CS1950Y Lecture 6: Reachability
2/7/18
Reachability
Last class we did directed graphs.
sig City {
roads: City
}
one sig Pvd extends City {}
one sig Bos extends City {}
one sig Wor extends City {}
For this example, we will get one City named Pvd, one named Bos, and one named Wor, and maybe some unnamed cities too. If we look at an example, we will see that there can be self loops - you can leave a city and go right back to it! Let's write a predicate to prevent this:
pred noSelfLoopsA {
-- no Pvd->Pvd etc.
all c: City | c->c not in roads
all c: City | c not in c.roads
no c: City | c in c.roads
}
run noSelfLoopsA for 6
This says, for all cities in our world, there is no city where it has a relationship to itself in roads. All three of our lines mean exactly the same thing! We only need one, Tim wanted to show us how many different ways we could write this one idea.
Question: What is roads?
Answer: roads is a binary relation. Check it out in the evaluator!
Alloy has a few built in relations that are very helpful. For example, let's type in iden in the evaluator. iden is the relation from one thing to itself. iden & roads will give us a set of all of the relations that are self loops. So if we write:
pred noSelfLoopsB {
no iden & roads
}
This should be equivalent to noSelfLoopsA. Question: What can we do in alloy to prove that noSelfLoopsA and noSelfLoopsB are equivalent?
Answer: We can use
iff, if and only if, to check that these two are equivalent. To check that the two are equivalent using if and only if, we want to look for counterexamples, where noSelfLoopsA iff noSelfLoopsB fails, like so:
assert SLSame {
noSelfLoopsA iff noSelfLoopsB
}
check SLSame for 10 City
Let's move on to another example! What can we write to ensure for a specific city, it has a road to Providence?
pred toPvd[c: City] {
--immediate edge from c to Pvd
c->Pvd in roads
--or we can write: Pvd in c.roads
}
run toPvd for 5
Initially, we tried some c: City | c->Pvd in roads, but because we have our special predicate where we pass in a city (pred toPvd[c: City]), we don't need some c: City.
Question: Can you run
toPvd without passing it a city?Answer: Yes! We can run
run toPvd for 5, which is equivalent to run {some c: City | toPvd[c]}We can also write this in another way:
pred toPvd2[c: City] {
c in roads.Pvd
}
Question: What is dot (.) actually doing?Answer: If we look in the evaluator, we can do
roads.Pvd and we get {Wor$0}. Essentially what is happening here is we are looking at the relations in roads (think about each relation as two columns, ie. if we have a -> b, a is in column 1 and b is in column two), and we look at the second column of roads and compare it to Pvd. Then, once we find a match, we join, which effectively removes the matched columns, and returns us the first column of that relation.If we look at a more in depth example, say roads is made up of the following relations:
P -> B
B -> W
B -> P
W -> B
W -> P
roads.P, we see that we can join {B -> P}.P and {W -> P}.P. Joining {B -> P}.P removes the two inner columns, which are P, and leaves us with B. Similarly, {W -> P}.P leaves us with W. This means the result of roads.P is {B, W}.What this is saying is which cities are the end of a left hand edge going to Providence. With dot join, we only look at the inner most columns, and we are left with the outer.
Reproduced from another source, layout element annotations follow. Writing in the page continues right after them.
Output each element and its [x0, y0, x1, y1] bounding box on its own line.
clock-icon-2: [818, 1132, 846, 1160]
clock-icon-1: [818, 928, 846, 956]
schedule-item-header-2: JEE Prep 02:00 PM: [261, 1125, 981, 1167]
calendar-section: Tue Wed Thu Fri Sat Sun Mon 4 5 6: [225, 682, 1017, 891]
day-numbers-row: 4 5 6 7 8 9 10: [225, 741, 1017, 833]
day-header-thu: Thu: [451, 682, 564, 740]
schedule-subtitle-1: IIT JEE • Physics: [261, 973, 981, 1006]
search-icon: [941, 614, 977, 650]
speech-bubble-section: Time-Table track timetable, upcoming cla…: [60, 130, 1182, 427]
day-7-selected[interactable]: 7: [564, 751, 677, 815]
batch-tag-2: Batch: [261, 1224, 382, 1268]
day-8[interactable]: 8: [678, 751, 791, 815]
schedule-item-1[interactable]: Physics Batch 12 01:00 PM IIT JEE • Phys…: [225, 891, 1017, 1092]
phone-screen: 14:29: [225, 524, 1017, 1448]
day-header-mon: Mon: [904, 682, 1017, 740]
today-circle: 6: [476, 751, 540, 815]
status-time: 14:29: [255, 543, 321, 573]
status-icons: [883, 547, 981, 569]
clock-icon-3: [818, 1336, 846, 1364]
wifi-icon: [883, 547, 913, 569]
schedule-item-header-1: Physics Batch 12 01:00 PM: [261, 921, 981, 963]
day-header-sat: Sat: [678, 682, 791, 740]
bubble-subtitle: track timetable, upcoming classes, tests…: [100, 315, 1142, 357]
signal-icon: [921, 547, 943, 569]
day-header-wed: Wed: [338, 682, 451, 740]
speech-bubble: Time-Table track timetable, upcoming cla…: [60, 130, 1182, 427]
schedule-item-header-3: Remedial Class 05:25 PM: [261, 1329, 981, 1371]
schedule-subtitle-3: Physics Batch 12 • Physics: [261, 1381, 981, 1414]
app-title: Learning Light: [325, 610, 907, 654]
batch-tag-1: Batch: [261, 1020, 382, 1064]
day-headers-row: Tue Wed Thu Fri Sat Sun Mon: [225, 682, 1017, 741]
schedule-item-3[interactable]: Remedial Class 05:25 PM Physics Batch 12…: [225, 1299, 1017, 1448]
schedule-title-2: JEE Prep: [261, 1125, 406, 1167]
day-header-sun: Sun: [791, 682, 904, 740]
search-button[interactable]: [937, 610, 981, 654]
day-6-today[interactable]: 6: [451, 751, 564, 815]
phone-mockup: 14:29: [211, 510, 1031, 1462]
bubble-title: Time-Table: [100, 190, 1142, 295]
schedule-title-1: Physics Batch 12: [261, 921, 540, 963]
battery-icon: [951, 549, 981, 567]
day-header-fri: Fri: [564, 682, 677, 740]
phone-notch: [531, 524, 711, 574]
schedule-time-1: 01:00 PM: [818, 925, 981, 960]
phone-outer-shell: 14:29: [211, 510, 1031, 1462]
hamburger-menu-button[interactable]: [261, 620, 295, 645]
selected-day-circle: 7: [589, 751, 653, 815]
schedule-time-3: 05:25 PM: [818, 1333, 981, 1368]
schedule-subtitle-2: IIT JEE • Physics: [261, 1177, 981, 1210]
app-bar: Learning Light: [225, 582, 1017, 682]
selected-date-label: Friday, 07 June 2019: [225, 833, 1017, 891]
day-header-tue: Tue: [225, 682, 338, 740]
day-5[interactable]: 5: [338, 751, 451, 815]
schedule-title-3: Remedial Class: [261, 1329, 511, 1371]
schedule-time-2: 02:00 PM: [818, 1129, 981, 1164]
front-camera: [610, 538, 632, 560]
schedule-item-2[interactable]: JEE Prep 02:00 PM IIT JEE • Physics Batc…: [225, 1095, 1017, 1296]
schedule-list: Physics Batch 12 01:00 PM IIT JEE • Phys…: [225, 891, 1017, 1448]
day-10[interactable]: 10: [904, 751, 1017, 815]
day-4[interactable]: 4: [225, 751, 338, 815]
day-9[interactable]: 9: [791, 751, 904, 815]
If instead we do roads.roads, it looks something like:
P -> B P -> B P -> P
B -> W B -> W P -> W
B -> P . B -> P = B -> B
W -> B W -> B B -> P
W -> P W -> P W -> W
W -> P
W -> B
Side note: In the evaluator, we saw an example that had Worcester, but it looked like
Wor ($toPvd2_c). Alloy is just letting us know here that Worcester is satisfying our toPvd2 predicate as our city c.
Question: Is there some way to get alloy to give us unbounded reachability?
Amswer: We can use the
^!
pred reachedPvd[c: City] {
Pvd in c.^roads
}
This gives us a city that can reach Pvd in any number of steps.